KedaiPena.Com – Perilaku manusia yang memanfaatkan sumber daya alam tanpa memikirkan keberlanjutan ekosistem yang ada di wilayah tersebut, membuat sungai-sungai di Pulau Jawa menjadi rusak dan tercemar. Sungai yang seharusnya mengalir indah, akhirnya terkontaminasi logam berat dan plastik.
Direktur Eksekutif Ecoton Prigi Arisandi menyebut, sungai-sungai yang berada di kepulauan Jawa dan Kepulauan Seribu, sudah tercemar oleh mikroplastik dalam fase berat dan berbahaya.
“Pencemaran sungai terjadi di semua wilayah. Misalnya, Provinsi di Jawa Timur ada Sungai Brantas, di Jawa Tengah ada Sungai Bengawan Solo dan di Jawa Barat Sungai Citarum yang sudah tercemar logam berat,” kata Prigi dalam acara Walhi secara daring, Selasa (12/4/2022).

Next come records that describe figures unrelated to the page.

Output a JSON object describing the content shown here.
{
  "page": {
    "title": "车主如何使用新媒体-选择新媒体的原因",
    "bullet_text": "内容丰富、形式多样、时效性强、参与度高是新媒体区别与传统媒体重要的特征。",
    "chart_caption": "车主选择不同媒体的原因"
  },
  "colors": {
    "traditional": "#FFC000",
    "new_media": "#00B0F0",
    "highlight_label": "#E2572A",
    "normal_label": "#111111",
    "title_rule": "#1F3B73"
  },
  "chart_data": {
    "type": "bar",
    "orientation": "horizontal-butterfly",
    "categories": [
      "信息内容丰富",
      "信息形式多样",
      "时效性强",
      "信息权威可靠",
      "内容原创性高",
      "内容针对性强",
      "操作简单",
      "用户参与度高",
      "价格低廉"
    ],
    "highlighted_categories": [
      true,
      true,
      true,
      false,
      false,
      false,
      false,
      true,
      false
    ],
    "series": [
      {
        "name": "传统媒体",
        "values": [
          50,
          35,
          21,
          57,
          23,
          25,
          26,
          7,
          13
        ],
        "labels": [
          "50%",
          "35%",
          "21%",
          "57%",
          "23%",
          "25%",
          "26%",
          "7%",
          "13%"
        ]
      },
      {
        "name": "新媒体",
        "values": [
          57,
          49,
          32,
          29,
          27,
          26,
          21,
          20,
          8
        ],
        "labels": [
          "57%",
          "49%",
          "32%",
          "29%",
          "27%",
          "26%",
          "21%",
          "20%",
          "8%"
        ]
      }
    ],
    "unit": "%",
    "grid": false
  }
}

Padahal hampir 60 persen populasi Indonesia yang tinggal di Jawa membutuhkan air bersih, termasuk perindustrian yang juga membutuhkan bahan baku air untuk proses produksinya. Tapi fakta itu tak membuat, manusia memahami pentingnya menjaga kelestarian sungai.
“Mereka memeras sungai-sungai yang berada di Bengawan Solo, Brantas dan Citarum untuk kepentingan pribadi. Tapi membuang limbahnya ke sungai,” ujarnya.
Banyaknya perusahaan yang mencemari sungai di pulau Jawa mengakibatkan menurunnya jumlah populasi ikan dan kadar air yang sangat membahayakan bagi kehidupan masyarakat yang bergantung kepada aliran sungai.
“Sungai Brantas terkenal dengan pabrik gula dan pabrik kertas, kemudian Bengawan Solo terkenal dengan industri kain batiknya dan di Citarum ada 500 industri yang bertaraf internasional tapi kotoran limbah di buang ke sungai,” ujarnya lagi.
Prigi menjelaskan mikroplastik merupakan plastik berukuran kurang dari 5 mili yang beragam jenisnya seperti ada fiber, foam, fragmen dan filamen. Yang sering membuat ekosistem sungai menjadi tercemar dan rusak.
“Kandungan mirkoplastik 20 sampai 126 per seratus liter air ditemukan dengan level pencemaran berat. Artinya, tingkatan pencemaran saat ini level sudah dalam fase tercemar berat hingga 100 persen,” tuturnya.
Mayoritas temuan kontaminan di Pulau Jawa ini adalah jenis fiber, yaitu jenis benang yang berasal dari limbah domestik dan limbah pabrik tekstil. Kemudian yang kedua, adalah jenis filamen dan fragmen yang merupakan cuilan-cuilan plastik.
“Kekhawatiran akan pencemaran ini memang sudah seharusnya mengemuka. Karena jangan sampai, jika bicara ekosistem laut dan sungai, yang terjadi adalah lebih banyak plastik dibandingkan ikan,” tuturnya lagi.
Jika melihat jumlah plankton berbanding jumlah mikrplastik, berdasarkan data dinyatakan bahwa 75 persen perairan Indonesia mengandung mikroplastik, sisanya adalah plankton. Artinya, ada potensi habitat ikan yang ada di Brantas, Citarum dan Bengawan Solo itu mengandung mikroplastik.
“Saat kita teliti mikroplastiknya luar biasa banyak. Bahkan di muara Ciliwung Kepulauan Seribu, kita menemukan lebih banyak kandungan mikroplastik dibandingkan sungai lainnya,” ungkapnya.
Hal ini kemungkinan disebabkan proses akumulasi yang terjadi di muara tersebut. Sehingga mengakibatkan kandungan mikroplastik pada ikan yang diteliti memiliki jumlah yang lebih banyak dibandingkan wilayah lainnya.
“Di muara Kepulauan Seribu menemukan ratusan plastik dalam satu tubuh ikan, 200 partikel mikroplastik dan menemukan hampir 20 spesies ikan di Pulau Jawa dan di Kepulauan Jawa. Ditemukan juga bahwa ikan Nila memiliki kandungan mirkoplastik paling tinggi di antara jenis ikan yang lainnya,” tandasnya.